Message par Merl1 le Ven 8 Nov - 17:42

Belisarius a écrit:

« Je veux imaginer sous quels traits nouveaux le despotisme pourrait se produire dans le monde: je vois une foule innombrable d'hommes semblables et égaux qui tournent sans repos sur eux-mêmes pour se procurer de petits et vulgaires plaisirs, dont ils emplissent leur âme. Chacun d'eux, retiré à l'écart, est comme étranger à la destinée de tous les autres: ses enfants et ses amis particuliers forment pour lui toute l'espèce humaine; quant au demeurant de ses concitoyens, il est à côté d'eux, mais il ne les voit pas; il les touche et ne les sent point; il n'existe qu'en lui-même et pour lui seul, et s'il lui reste encore une famille, on peut dire du moins qu'il n'a plus de patrie.

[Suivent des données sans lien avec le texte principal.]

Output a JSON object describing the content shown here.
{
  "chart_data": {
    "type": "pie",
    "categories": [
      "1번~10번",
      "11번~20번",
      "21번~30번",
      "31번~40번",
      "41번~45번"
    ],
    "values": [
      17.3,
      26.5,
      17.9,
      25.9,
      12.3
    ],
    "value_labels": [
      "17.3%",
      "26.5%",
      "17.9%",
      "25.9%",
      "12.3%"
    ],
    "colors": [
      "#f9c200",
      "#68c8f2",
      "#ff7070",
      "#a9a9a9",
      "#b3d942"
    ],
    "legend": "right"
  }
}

Au-dessus de ceux-la s'élève un pouvoir immense et tutélaire, qui se charge seul d'assurer leur jouissance et de veiller sur leur sort. Il est absolu, détaillé, régulier, prévoyant et doux. Il ressemblerait à la puissance paternelle si, comme elle, il avait pour objet de préparer les hommes à l'âge viril; mais il ne cherche, au contraire, qu'à les fixer irrévocablement dans l'enfance; il aime que les citoyens se réjouissent, pourvu qu'ils ne songent qu'à se réjouir. Il travaille volontiers à leur bonheur; mais il veut en être l'unique agent et le seul arbitre; il pourvoit à leur sécurité, prévoit et assure leurs besoins, facilite leurs plaisirs, conduit leurs principales affaires, dirige leur industrie, règle leurs successions, divise leurs héritages ; que ne peut-il leur ôter entièrement le trouble de penser et la peine de vivre ?


[...] Après avoir pris ainsi tour à tour dans ses puissantes mains chaque individu, et l'avoir pétri à sa guise, le souverain étend ses bras sur la société tout entière; il en couvre la surface d'un réseau de petites règles compliquées, minutieuses et uniformes, à travers lesquelles les esprits les plus originaux et les âmes les plus vigoureuses ne sauraient se faire jour pour dépasser la foule ; il ne brise pas les volontés, mais il les amollit, les plie et les dirige ; il force rarement d'agir, mais il s'oppose sans cesse à ce qu'on agisse ; il ne détruit point, il empêche de naître ; il ne tyrannise point, il gêne, il comprime, il énerve, il éteint, il hébète, et il réduit enfin chaque nation a n'être plus qu'un troupeau d'animaux timides et industrieux, dont le gouvernement est le berger. »

Alexis de Tocqueville, De la démocratie en Amérique, Volume II, Quatrième partie, Chapitre VI, 1840.